RDDs or Resilient Distributed Datasets are the fundamental data structure present in Spark. They are immutable and fault-tolerant in nature. There are multiple ways to create RDDs in Spark. They are:
- Creating RDD from a Seq or List using Parallelize
RDDs can be created by taking an existing collection from a driver’s program and passing it to the Spark’s SparkContext’s parallelize () method. Here’s an example:
val rdd=spark.sparkContext.parallelize(Seq(("Java", 10000),
("Python", 200000), ("Scala", 4000)))
rdd.foreach(println)
Output
(Python,100000)
(Scala,3000)
(Java,20000)
- Creating an RDD using a text file
Mostly, in production systems, users can generate RDDs from files by simply reading the data from the files. Let us see how:
Val rdd = spark.sparkContext.textFile("/path/textFile.txt")
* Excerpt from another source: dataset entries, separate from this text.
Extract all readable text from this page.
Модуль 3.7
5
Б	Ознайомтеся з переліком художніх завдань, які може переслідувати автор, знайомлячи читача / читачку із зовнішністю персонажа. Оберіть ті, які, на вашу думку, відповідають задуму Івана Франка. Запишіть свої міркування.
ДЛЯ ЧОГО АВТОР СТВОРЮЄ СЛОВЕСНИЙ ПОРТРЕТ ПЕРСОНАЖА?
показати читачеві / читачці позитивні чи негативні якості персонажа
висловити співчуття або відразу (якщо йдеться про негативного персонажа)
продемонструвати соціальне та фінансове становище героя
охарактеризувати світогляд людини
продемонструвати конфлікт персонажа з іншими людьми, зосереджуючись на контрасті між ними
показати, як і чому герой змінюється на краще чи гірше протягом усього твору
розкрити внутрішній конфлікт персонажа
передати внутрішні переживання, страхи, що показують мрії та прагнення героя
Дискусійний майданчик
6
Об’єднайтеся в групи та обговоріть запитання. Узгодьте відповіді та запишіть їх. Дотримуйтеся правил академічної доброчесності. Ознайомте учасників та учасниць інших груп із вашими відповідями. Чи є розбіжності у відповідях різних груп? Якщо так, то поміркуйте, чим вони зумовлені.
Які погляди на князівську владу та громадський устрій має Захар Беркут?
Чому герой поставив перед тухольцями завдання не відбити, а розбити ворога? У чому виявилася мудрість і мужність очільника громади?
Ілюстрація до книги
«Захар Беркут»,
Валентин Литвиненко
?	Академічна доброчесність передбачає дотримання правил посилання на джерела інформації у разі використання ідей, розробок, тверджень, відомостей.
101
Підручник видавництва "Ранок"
The above line of code creates an RDD in which each record represents a line of code.
- Creating RDDs from Dataframes and DataSets
You can easily convert any DataFrame or DataSet into an RDD. It can be done by using the rdd() method. Here’s how:
val myRdd2 = spark.range(20).toDF().rdd
In the above line of code, toDF() creates a DataFrame, and by calling an RDD, the range of code returns with a newly created RDD.